= Alf Skowron =

Retired Canadian politician

Alf Skowron is a retired politician in Winnipeg, Manitoba, Canada. He was a member of the Winnipeg City Council from 1971 to 1989, originally a member of the New Democratic Party and later as an independent.

==Councillor==

Skowron was first elected to the Winnipeg City Council in the 1971 municipal election, for the Talbot Ward in the St. Johns area. He was re-elected in 1974.

When Winnipeg's city council was restructured in 1977, Skowron ran in the new division of Elmwood and defeated fellow councillor Ray Brunka, whom he defeated again in 1980, 1983 and 1986. He lost his seat to Lillian Thomas in 1989. Skowron also campaigned for Mayor of Winnipeg in a 1979 by-election, but finished well behind frontrunners Bill Norrie and Joseph Zuken.

Skowron was on the right wing of the New Democratic Party. In 1979, he led council opposition to the introduction of bilingual English and French municipal signs. The signs were introduced to recognize the legal rights of Manitoba's francophone community; Skowron argued that they privileged one particular ethnic group. When he ran for mayor later in the same year, he sought but did not receive the provincial NDP's official endorsement. He accused the party of being infiltrated with communists, citing that Communist Joseph Zuken had emerged as the main left-of-centre candidate.

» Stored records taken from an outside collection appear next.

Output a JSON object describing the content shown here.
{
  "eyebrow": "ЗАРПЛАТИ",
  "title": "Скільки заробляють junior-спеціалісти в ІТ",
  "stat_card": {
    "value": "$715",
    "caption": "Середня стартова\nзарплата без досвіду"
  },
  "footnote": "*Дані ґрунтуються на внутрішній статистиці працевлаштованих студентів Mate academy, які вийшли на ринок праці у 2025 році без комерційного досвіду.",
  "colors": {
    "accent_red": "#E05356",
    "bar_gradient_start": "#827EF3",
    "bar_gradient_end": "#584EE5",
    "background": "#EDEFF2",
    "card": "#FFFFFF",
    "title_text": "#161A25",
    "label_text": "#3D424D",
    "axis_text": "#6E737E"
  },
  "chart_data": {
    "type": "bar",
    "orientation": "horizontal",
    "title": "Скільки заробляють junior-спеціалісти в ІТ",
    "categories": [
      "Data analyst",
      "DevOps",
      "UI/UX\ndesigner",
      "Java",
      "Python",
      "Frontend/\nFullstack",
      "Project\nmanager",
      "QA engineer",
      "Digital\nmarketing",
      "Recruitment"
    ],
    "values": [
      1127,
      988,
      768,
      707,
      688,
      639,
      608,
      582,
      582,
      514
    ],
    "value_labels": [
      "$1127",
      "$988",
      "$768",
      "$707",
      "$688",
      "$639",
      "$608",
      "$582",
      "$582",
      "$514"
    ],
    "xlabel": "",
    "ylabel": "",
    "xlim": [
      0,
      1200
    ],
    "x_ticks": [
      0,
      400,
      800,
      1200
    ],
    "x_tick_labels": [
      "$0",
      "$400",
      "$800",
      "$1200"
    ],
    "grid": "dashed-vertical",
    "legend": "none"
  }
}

Skowron and fellow NDP councillor Bill Chornopyski broke with their party's position in September 1983, and voted for the City of Winnipeg to hold a plebiscite in response to the provincial government's decision to reintroduce official bilingualism. Both councillors left the NDP shortly after the 1983 election, and Skowron later affiliated with a centre-right group on council.

==Since 1989==

In 1993, Skowron played a role in having a recreation centre named after former councillor Magnus Eliason.

During the same year, Skowron became involved in a controversy involving his friend, councillor Al Golden. Golden had attempted to convince the group Habitat For Humanity to purchase a warehouse owned by Skowron, and used council letterhead in his correspondence. Golden helped to manage the building in question and applied for permits on Skowron's behalf, though he denied any direct ownership. Golden said that he had applied for the documents as a favour to Skowron, whom he indicated had "never taken out a permit in his life". A report into the matter concluded that Golden's behaviour was inappropriate, but did not violate any law.

Skowron was fined $1,000 in 1996, after being found guilty of failing to file his 1993 income-tax return. The judge justified the lenient fine on the grounds that Skowron had not sought to hide or evade taxes. Skowron said that he failed to file his return because a former business partner refused to make financial records available. His lawyer indicated that Skowron was from the "old school", and believed his return had to be complete before it could be submitted.